Noureddine RAMDI / Hatchet: durable background task orchestration with Go and Postgres

Created Thu, 23 Apr 2026 23:41:06 +0000 Modified Sat, 23 May 2026 20:41:27 +0000

hatchet-dev/hatchet

Task orchestration is a problem every backend engineer faces: how do you reliably execute background jobs and complex workflows without losing data or crashing under load? Hatchet takes a different path by building a durable task queue and workflow engine directly on Postgres, paired with idiomatic Go concurrency patterns. This combination provides a robust, fault-tolerant platform for running chained jobs and workflows expressed as directed acyclic graphs (DAGs).

what hatchet does and how it’s built

Hatchet is an open-source platform designed for managing background tasks and durable workflows with a strong focus on reliability and observability. Unlike traditional FIFO queues that treat jobs as isolated units, Hatchet models tasks and workflows as durable, stateful entities stored in Postgres, which acts as the single source of truth.

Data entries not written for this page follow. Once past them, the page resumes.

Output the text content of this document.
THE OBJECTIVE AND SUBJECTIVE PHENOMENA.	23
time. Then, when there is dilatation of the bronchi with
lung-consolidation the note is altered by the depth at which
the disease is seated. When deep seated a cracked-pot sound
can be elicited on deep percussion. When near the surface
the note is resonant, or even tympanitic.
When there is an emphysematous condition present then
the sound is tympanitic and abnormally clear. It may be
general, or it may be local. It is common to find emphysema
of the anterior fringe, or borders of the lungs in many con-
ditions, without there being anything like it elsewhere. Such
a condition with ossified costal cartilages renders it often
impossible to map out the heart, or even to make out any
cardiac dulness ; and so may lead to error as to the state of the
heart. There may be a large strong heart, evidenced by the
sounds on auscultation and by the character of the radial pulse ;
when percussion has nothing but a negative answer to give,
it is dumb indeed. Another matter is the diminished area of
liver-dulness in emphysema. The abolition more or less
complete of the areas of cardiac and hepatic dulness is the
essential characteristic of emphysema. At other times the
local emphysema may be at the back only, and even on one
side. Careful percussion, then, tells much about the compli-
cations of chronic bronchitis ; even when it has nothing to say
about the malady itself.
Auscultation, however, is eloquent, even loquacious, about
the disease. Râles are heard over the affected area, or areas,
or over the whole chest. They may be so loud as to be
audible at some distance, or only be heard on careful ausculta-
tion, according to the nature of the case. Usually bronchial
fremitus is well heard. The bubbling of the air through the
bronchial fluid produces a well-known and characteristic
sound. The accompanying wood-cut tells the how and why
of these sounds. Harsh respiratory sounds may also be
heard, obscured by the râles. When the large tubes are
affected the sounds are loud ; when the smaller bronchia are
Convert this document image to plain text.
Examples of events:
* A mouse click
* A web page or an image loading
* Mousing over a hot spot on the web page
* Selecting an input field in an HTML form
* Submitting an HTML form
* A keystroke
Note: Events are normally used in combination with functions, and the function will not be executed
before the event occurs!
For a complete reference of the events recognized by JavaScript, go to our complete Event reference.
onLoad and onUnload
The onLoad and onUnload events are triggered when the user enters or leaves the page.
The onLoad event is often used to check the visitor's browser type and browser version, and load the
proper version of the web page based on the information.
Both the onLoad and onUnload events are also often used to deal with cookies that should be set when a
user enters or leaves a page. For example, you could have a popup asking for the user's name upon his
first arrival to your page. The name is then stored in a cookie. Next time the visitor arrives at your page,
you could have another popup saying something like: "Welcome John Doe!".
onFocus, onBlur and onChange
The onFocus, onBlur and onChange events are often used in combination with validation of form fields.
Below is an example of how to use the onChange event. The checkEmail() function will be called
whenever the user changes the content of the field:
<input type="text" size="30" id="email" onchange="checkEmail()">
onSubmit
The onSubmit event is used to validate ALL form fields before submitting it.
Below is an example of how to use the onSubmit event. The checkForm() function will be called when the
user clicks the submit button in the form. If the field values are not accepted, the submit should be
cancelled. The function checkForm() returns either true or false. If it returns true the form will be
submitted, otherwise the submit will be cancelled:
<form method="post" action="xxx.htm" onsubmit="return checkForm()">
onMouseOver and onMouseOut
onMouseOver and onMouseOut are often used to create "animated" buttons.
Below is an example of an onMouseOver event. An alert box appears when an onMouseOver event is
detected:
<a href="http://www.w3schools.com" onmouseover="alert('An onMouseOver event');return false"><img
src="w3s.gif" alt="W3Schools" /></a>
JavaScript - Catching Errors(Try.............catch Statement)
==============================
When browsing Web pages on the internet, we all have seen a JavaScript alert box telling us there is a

At its core, Hatchet provides a durable task queue with a workflow engine capable of orchestrating complex DAGs. This means tasks can depend on the successful completion of other tasks, enabling sophisticated chained workflows with retry and failure handling baked in.

The backend is written in Go, leveraging idiomatic concurrency primitives and patterns to manage task execution and scheduling efficiently. It provides SDKs for Go, Python, and TypeScript, allowing you to define and invoke tasks and workflows in the language that fits your stack.

Hatchet also includes a web dashboard for monitoring workflows and tasks, with observability features such as alerting and metrics to track system health and task status. This makes it easier to operate and debug distributed workflows in production.

why hatchet’s approach stands out

Using Postgres as the backing store is a deliberate tradeoff. It guarantees durability and consistency out of the box, without introducing external dependencies like Redis or Kafka. This choice simplifies the operational footprint since most organizations already run Postgres for their applications.

Under the hood, the code uses Go’s concurrency patterns—goroutines and channels—to manage workers and task execution. This idiomatic approach means the code is clean and maintainable, and performance benefits from Go’s efficient scheduler.

Hatchet’s task queue is durable, meaning tasks persist across application restarts or crashes. This is unlike many in-memory queues prone to losing tasks on failure. The system enforces workflow correctness by modeling dependencies explicitly as DAGs, preventing cycles and ensuring tasks run in the correct order.

Flow control is another highlight. Hatchet supports concurrency limits and rate limiting on workflows and tasks, protecting the system from being overwhelmed. This is especially useful in production environments where load spikes can cause cascading failures.

The tradeoff is complexity and performance overhead compared to lightweight queues. Postgres-based task queues can be slower than in-memory ones and require careful tuning to avoid bottlenecks. Moreover, while the multi-language SDKs increase adoption potential, the core logic and orchestration remain Go-centric.

quick start with hatchet

Getting started with Hatchet is straightforward thanks to its installation script and CLI:

curl -fsSL https://install.hatchet.run/install.sh | bash
hatchet --version
hatchet server start

This installs the Hatchet CLI, verifies the version, and starts the server locally. From there, you can explore the web dashboard and start defining workflows using the SDKs provided.

The official docs and examples guide you through creating durable tasks and DAG workflows, showing how to handle retries, failure alerts, and concurrency limits.

verdict

Hatchet is a solid choice for teams needing durable, fault-tolerant task orchestration without adding new infrastructure beyond Postgres. Its use of Go concurrency patterns and explicit DAG modeling makes it suitable for complex workflows that must survive application crashes.

The tradeoff is performance overhead and operational complexity compared to simpler queues. It’s best suited for projects where task durability and workflow observability are priorities, and teams comfortable with Go or willing to use the provided SDKs.

If you’re managing long-running or dependent background jobs and want a reliable, scalable foundation without introducing Redis or Kafka, Hatchet is worth a close look.